Смотрю, заинтересовался господин Филинов, в кресле поёрзал, кулаком щёку подпёр, на меня смотрит.
— Кто тебе сказал, что я ищу работников?
— Какой же это секрет, — я плечами пожал. — Если бы не знал, не стоял бы здесь.
Пожевал он губами, возражать не стал. Ясное дело, знает он всё — и про то, что Верочка моя подружка, и что уволили меня с треском. По лицу не скажешь, но тут и так понятно — к гадалке не ходи.
— Так ты вслед за своей девкой сюда пришёл? — говорит, а сам улыбку включил, как бы с намёком: «Давай, не стесняйся, все свои. Уж мне-то можно рассказать!»
Я в ловушку не попался, ответил с достоинством:
— Я информацию получил — полезную. А за женщиной что ходить, пусть она за мной бегает.
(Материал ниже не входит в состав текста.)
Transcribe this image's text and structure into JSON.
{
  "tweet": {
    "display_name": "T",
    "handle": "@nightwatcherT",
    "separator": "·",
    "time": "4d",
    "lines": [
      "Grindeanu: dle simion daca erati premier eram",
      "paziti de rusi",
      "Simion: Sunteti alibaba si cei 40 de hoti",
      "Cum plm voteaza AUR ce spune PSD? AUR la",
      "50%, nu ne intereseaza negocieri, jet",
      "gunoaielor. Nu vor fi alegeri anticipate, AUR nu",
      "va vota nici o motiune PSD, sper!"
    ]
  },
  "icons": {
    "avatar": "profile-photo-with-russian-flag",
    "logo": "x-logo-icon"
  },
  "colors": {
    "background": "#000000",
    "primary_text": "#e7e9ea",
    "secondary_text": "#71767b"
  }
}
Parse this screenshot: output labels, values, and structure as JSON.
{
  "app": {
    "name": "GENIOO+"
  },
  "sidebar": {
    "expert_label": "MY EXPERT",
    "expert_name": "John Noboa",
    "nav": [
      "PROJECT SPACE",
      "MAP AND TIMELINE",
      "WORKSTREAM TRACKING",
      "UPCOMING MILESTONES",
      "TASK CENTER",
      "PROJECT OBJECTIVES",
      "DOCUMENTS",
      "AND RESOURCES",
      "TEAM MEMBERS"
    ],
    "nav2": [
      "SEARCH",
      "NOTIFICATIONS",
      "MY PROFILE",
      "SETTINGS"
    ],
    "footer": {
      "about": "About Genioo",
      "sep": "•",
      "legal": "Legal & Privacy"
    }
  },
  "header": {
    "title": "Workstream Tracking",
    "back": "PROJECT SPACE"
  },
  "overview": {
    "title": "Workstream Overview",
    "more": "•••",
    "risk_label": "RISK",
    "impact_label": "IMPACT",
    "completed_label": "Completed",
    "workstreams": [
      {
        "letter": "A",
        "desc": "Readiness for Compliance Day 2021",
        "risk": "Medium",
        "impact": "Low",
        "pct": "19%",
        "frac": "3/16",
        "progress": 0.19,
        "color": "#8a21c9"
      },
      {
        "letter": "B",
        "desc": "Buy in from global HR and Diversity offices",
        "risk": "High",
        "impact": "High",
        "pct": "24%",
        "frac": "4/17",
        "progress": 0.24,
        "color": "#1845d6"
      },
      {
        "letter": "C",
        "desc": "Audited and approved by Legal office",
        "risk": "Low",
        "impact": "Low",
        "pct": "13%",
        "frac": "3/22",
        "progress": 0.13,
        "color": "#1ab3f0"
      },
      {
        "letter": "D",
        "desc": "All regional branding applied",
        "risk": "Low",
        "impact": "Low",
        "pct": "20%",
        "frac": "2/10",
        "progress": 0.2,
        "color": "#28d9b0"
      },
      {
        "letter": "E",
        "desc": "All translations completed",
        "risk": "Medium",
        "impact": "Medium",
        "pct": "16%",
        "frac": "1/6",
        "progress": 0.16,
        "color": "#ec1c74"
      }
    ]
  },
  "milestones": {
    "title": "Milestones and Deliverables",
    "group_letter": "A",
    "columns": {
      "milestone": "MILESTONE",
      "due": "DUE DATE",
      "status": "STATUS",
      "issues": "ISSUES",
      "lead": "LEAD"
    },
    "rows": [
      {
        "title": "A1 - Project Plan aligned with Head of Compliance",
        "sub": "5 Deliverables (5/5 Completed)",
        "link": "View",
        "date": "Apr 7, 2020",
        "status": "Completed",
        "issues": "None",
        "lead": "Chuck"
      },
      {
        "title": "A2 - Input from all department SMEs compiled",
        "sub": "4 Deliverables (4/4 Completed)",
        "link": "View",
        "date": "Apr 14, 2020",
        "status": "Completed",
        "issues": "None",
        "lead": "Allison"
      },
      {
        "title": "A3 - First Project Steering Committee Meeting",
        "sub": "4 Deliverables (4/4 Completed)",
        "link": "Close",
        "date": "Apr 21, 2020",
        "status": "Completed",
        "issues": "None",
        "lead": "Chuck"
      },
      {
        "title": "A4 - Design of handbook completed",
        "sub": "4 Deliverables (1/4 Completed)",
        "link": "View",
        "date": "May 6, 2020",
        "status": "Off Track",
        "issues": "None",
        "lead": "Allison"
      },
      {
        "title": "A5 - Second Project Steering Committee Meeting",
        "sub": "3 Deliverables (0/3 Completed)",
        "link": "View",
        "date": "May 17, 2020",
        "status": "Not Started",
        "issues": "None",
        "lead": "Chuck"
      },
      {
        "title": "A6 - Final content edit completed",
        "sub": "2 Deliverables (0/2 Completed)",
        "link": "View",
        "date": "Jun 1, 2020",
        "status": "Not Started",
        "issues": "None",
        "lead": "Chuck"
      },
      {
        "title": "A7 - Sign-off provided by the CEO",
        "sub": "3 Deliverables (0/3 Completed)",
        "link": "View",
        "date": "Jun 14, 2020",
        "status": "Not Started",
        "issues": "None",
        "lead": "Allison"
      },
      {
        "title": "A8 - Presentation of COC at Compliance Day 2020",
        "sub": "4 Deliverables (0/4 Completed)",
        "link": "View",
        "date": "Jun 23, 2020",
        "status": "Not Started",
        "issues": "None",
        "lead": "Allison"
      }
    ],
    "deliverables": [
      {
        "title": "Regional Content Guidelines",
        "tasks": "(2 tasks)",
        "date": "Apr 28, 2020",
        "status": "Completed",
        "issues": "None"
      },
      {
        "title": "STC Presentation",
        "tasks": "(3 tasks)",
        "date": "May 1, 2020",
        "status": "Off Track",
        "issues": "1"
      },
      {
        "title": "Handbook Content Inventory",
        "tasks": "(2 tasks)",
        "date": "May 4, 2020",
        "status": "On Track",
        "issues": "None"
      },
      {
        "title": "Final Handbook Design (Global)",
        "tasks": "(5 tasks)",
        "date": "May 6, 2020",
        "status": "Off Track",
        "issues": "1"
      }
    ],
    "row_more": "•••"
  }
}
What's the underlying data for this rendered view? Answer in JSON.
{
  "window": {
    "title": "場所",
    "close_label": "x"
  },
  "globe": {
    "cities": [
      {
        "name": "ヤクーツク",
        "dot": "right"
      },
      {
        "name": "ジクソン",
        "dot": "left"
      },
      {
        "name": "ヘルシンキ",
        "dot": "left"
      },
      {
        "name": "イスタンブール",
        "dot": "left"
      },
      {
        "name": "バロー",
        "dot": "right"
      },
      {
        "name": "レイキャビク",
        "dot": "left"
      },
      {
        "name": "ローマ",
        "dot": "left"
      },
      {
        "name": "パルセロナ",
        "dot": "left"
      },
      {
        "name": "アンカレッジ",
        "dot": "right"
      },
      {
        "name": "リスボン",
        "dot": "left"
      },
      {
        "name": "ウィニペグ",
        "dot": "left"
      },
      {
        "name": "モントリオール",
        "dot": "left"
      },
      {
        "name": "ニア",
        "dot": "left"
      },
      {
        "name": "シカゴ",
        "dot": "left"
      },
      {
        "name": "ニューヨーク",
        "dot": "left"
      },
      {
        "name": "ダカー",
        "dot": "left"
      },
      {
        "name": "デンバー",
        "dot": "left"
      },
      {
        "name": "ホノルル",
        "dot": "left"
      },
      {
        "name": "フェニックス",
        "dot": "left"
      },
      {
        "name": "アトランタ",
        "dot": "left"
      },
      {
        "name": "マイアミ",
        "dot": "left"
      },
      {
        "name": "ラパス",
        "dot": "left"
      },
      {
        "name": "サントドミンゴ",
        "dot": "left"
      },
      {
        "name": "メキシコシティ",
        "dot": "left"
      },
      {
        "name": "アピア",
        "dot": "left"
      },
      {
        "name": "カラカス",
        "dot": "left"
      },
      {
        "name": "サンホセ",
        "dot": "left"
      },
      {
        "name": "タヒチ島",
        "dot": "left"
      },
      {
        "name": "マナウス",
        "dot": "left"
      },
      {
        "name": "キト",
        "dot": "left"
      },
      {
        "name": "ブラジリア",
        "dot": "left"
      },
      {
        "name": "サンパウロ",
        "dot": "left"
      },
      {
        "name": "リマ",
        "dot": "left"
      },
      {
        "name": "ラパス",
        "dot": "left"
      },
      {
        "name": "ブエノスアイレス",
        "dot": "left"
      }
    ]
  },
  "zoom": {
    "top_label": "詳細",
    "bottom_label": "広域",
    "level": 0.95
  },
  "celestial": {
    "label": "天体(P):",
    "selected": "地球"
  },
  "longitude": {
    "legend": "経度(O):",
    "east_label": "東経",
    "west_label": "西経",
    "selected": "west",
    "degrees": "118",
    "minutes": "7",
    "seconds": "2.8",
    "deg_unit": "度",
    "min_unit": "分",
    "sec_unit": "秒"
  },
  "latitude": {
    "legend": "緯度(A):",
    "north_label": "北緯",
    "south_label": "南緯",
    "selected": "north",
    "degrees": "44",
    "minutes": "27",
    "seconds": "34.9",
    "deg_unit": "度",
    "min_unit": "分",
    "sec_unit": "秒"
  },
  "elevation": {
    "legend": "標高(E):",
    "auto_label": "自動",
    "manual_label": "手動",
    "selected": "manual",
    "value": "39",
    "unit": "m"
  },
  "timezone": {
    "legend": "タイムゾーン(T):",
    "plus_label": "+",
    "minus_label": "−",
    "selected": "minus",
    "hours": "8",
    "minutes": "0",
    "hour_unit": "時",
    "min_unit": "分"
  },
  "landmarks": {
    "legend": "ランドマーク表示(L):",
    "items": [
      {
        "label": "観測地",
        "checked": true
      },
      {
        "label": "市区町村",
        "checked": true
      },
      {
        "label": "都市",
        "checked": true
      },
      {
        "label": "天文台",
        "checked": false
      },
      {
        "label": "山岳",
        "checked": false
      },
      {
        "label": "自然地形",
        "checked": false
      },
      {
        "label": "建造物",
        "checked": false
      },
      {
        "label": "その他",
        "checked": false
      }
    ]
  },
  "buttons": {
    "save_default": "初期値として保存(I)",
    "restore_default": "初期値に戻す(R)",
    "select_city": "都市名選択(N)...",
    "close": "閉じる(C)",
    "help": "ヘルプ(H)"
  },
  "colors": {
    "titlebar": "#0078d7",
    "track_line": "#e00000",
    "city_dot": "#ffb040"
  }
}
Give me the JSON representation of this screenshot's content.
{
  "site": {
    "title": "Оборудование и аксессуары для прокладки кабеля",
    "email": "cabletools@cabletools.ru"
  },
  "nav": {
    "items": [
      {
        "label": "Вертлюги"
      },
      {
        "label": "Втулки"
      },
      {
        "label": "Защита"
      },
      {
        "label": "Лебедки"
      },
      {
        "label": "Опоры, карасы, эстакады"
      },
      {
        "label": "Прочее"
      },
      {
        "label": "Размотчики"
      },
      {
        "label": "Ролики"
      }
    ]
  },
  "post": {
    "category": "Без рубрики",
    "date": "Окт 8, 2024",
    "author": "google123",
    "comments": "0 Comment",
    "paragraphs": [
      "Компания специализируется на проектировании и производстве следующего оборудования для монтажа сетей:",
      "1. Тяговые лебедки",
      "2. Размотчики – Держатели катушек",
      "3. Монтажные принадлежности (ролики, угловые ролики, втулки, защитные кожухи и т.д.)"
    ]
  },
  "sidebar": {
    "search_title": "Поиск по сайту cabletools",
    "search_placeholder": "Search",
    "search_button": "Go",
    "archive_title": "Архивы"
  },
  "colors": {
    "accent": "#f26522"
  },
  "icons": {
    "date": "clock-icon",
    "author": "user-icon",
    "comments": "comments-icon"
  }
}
Притих он в своём кресле, и видно, как шестерёнки у него в голове крутятся — размышляет.
— А почему ко мне? Или не берёт больше никто?
— Берут, отчего же. Вон какие дела в нашем городе творятся, слышали наверное. Охрана нынче всем нужна. Но к вам первому пошёл, потому что вы самый умный здесь.
Это я рисковал, конечно. Вдруг толстая лесть ему поперёк организма встанет. Но кто не рискует, тому шампанского не видать.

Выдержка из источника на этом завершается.